Two questions about this:
- Which is more correct? Is there some different meaning implied by the extra L?
- If not, why is multicollinear used more frequently?
It doesn't seem intuitive to me that the double L version is more popular. I interpreted its definition as 'sharing linearity' with the outcome and hence the 'co-' prefix. What did the statistician who coined the term have to say about this?
Best Answer
Collinear follows the model of collaborate, collide, &c.: the m of the Latin prefix com- ("together") is assimilated to the initial l of the Latinate stem (cf. commiserate, contemporary, coæval, corrode). It's pronounced with the stress on the second syllable, & therefore an indeterminate vowel or at most a short o.
An excuse for colinear might be that you're treating linear as a native word, following the model of copilot, co-worker, &c.—cases in which the prefix is reduced to co- irrespective of the initial letter of the stem.† I imagine people who write it thus also pronounce it with at least a secondary stress on the first syllable, & with a long o.
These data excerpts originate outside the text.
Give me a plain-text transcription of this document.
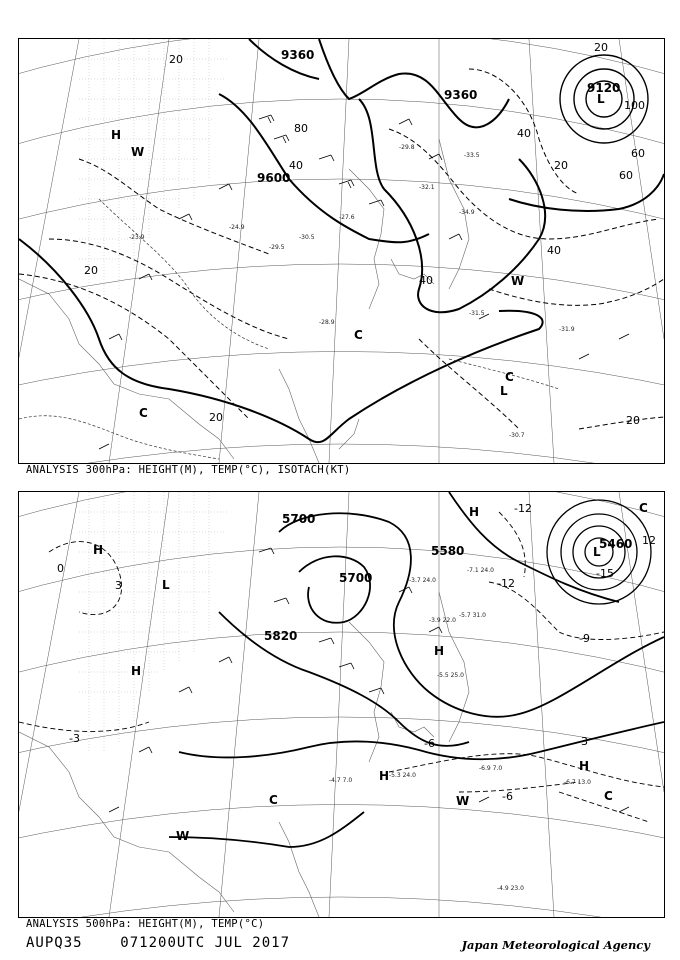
-29.5
-31.5
-31.9
-28.9
-30.7
-33.5
-32.1
-27.6
-24.9
-23.9	-30.5
-29.8
-34.9
9360
9600
9120
9360
20
40
60
80
100
20
40
20
40
60
20
20
40
20
H
W
L
C
C
C
W
L
ANALYSIS 300hPa: HEIGHT(M), TEMP(°C), ISOTACH(KT)
-4.9 23.0
-6.7 13.0
-5.3 24.0
-6.9 7.0
-4.7 7.0
-3.9 22.0
-5.7 31.0
-5.5 25.0
-3.7 24.0
-7.1 24.0
5700
5700
5820
5580	5460
0
-3	-3
-6
-6
-9
-12
-12
-15
12
3
H
L
H
H
H
H
C	C
W
W
L
H	C
ANALYSIS 500hPa: HEIGHT(M), TEMP(°C)
AUPQ35	071200UTC JUL 2017	Japan Meteorological Agency
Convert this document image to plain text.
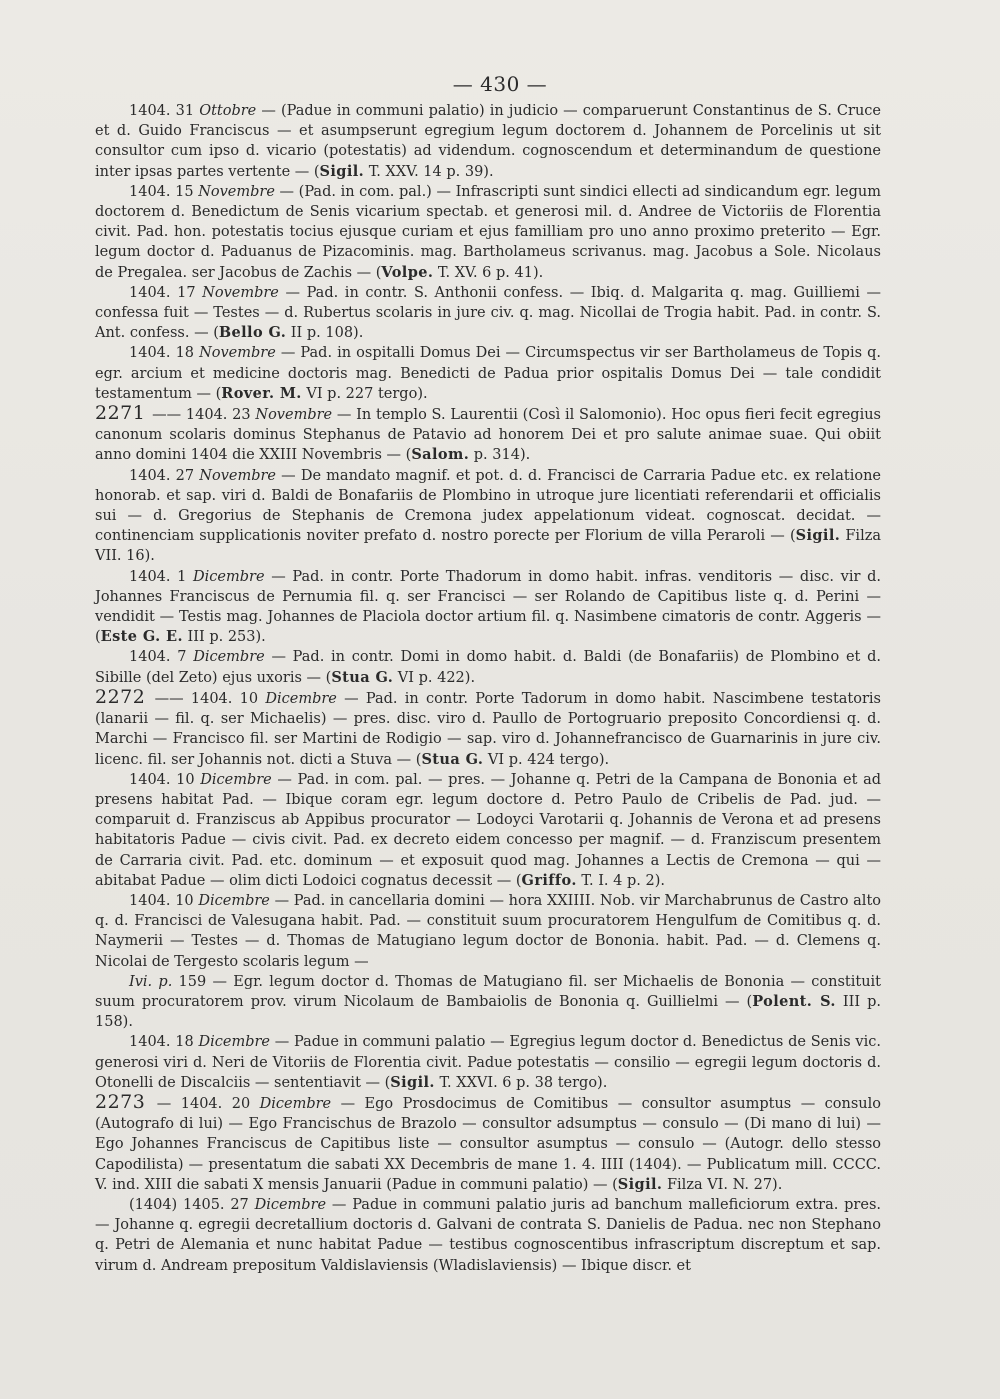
— 430 —

1404. 31 Ottobre — (Padue in communi palatio) in judicio — comparuerunt Constantinus de S. Cruce et d. Guido Franciscus — et asumpserunt egregium legum doctorem d. Johannem de Porcelinis ut sit consultor cum ipso d. vicario (potestatis) ad videndum. cognoscendum et determinandum de questione inter ipsas partes vertente — (Sigil. T. XXV. 14 p. 39).

1404. 15 Novembre — (Pad. in com. pal.) — Infrascripti sunt sindici ellecti ad sindicandum egr. legum doctorem d. Benedictum de Senis vicarium spectab. et generosi mil. d. Andree de Victoriis de Florentia civit. Pad. hon. potestatis tocius ejusque curiam et ejus familliam pro uno anno proximo preterito — Egr. legum doctor d. Paduanus de Pizacominis. mag. Bartholameus scrivanus. mag. Jacobus a Sole. Nicolaus de Pregalea. ser Jacobus de Zachis — (Volpe. T. XV. 6 p. 41).

1404. 17 Novembre — Pad. in contr. S. Anthonii confess. — Ibiq. d. Malgarita q. mag. Guilliemi — confessa fuit — Testes — d. Rubertus scolaris in jure civ. q. mag. Nicollai de Trogia habit. Pad. in contr. S. Ant. confess. — (Bello G. II p. 108).

1404. 18 Novembre — Pad. in ospitalli Domus Dei — Circumspectus vir ser Bartholameus de Topis q. egr. arcium et medicine doctoris mag. Benedicti de Padua prior ospitalis Domus Dei — tale condidit testamentum — (Rover. M. VI p. 227 tergo).

2271 —— 1404. 23 Novembre — In templo S. Laurentii (Così il Salomonio). Hoc opus fieri fecit egregius canonum scolaris dominus Stephanus de Patavio ad honorem Dei et pro salute animae suae. Qui obiit anno domini 1404 die XXIII Novembris — (Salom. p. 314).

1404. 27 Novembre — De mandato magnif. et pot. d. d. Francisci de Carraria Padue etc. ex relatione honorab. et sap. viri d. Baldi de Bonafariis de Plombino in utroque jure licentiati referendarii et officialis sui — d. Gregorius de Stephanis de Cremona judex appelationum videat. cognoscat. decidat. — continenciam supplicationis noviter prefato d. nostro porecte per Florium de villa Peraroli — (Sigil. Filza VII. 16).

1404. 1 Dicembre — Pad. in contr. Porte Thadorum in domo habit. infras. venditoris — disc. vir d. Johannes Franciscus de Pernumia fil. q. ser Francisci — ser Rolando de Capitibus liste q. d. Perini — vendidit — Testis mag. Johannes de Placiola doctor artium fil. q. Nasimbene cimatoris de contr. Aggeris — (Este G. E. III p. 253).

1404. 7 Dicembre — Pad. in contr. Domi in domo habit. d. Baldi (de Bonafariis) de Plombino et d. Sibille (del Zeto) ejus uxoris — (Stua G. VI p. 422).

2272 —— 1404. 10 Dicembre — Pad. in contr. Porte Tadorum in domo habit. Nascimbene testatoris (lanarii — fil. q. ser Michaelis) — pres. disc. viro d. Paullo de Portogruario preposito Concordiensi q. d. Marchi — Francisco fil. ser Martini de Rodigio — sap. viro d. Johannefrancisco de Guarnarinis in jure civ. licenc. fil. ser Johannis not. dicti a Stuva — (Stua G. VI p. 424 tergo).

1404. 10 Dicembre — Pad. in com. pal. — pres. — Johanne q. Petri de la Campana de Bononia et ad presens habitat Pad. — Ibique coram egr. legum doctore d. Petro Paulo de Cribelis de Pad. jud. — comparuit d. Franziscus ab Appibus procurator — Lodoyci Varotarii q. Johannis de Verona et ad presens habitatoris Padue — civis civit. Pad. ex decreto eidem concesso per magnif. — d. Franziscum presentem de Carraria civit. Pad. etc. dominum — et exposuit quod mag. Johannes a Lectis de Cremona — qui — abitabat Padue — olim dicti Lodoici cognatus decessit — (Griffo. T. I. 4 p. 2).

1404. 10 Dicembre — Pad. in cancellaria domini — hora XXIIII. Nob. vir Marchabrunus de Castro alto q. d. Francisci de Valesugana habit. Pad. — constituit suum procuratorem Hengulfum de Comitibus q. d. Naymerii — Testes — d. Thomas de Matugiano legum doctor de Bononia. habit. Pad. — d. Clemens q. Nicolai de Tergesto scolaris legum —

Ivi. p. 159 — Egr. legum doctor d. Thomas de Matugiano fil. ser Michaelis de Bononia — constituit suum procuratorem prov. virum Nicolaum de Bambaiolis de Bononia q. Guillielmi — (Polent. S. III p. 158).

1404. 18 Dicembre — Padue in communi palatio — Egregius legum doctor d. Benedictus de Senis vic. generosi viri d. Neri de Vitoriis de Florentia civit. Padue potestatis — consilio — egregii legum doctoris d. Otonelli de Discalciis — sententiavit — (Sigil. T. XXVI. 6 p. 38 tergo).

2273 — 1404. 20 Dicembre — Ego Prosdocimus de Comitibus — consultor asumptus — consulo (Autografo di lui) — Ego Francischus de Brazolo — consultor adsumptus — consulo — (Di mano di lui) — Ego Johannes Franciscus de Capitibus liste — consultor asumptus — consulo — (Autogr. dello stesso Capodilista) — presentatum die sabati XX Decembris de mane 1. 4. IIII (1404). — Publicatum mill. CCCC. V. ind. XIII die sabati X mensis Januarii (Padue in communi palatio) — (Sigil. Filza VI. N. 27).

(1404) 1405. 27 Dicembre — Padue in communi palatio juris ad banchum malleficiorum extra. pres. — Johanne q. egregii decretallium doctoris d. Galvani de contrata S. Danielis de Padua. nec non Stephano q. Petri de Alemania et nunc habitat Padue — testibus cognoscentibus infrascriptum discreptum et sap. virum d. Andream prepositum Valdislaviensis (Wladislaviensis) — Ibique discr. et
Pace @Carl I don't think a general predilection among the British for writing double l has much to do with it, though a preference for more traditional word-forms might. Counts of occurrences in published works from Google Ngrams suggest that colinear & its derivatives are disfavoured only slightly less in U.S. than in British English (an odds ratio of 1.4 over 1999 – 2008).
library(ngramr) #define word list & corpora words <- "collinear, colinear, collinearity, colinearity, multicollinear, multicolinear, multicollinearity, multicolinearity" corpora <- c("eng_gb_2012", "eng_us_2012") # fetch word counts dd <- ngram(words, corpora, year_start = 1999, smoothing = 0, count = T, tag = NULL, case_ins = TRUE) # reduce derivatives dd$stem <- factor(gsub("multi|ity", "", tolower(dd$Phrase))) # tabulate xtabs(Count~stem+Corpus, data=dd) -> tb
What may well be muddying the waters, however, is that there are more recent coinings of the word with different senses from the geometric one "together in a line" (first known use in 1863 according to my dictionary); in these we'd naturally expect the form colinear just because people don't make up Latin words any more. Wikipedia has an article on colinear maps & the on-line Merriam-Webster dictionary gives a second sense of colinear (but not collinear), "having corresponding parts arranged in the same linear order", that finds its use in Genetics & Molecular Biology.
† If you really want to write colinear & anyone's picking on you because of it, ask them if they write complanar.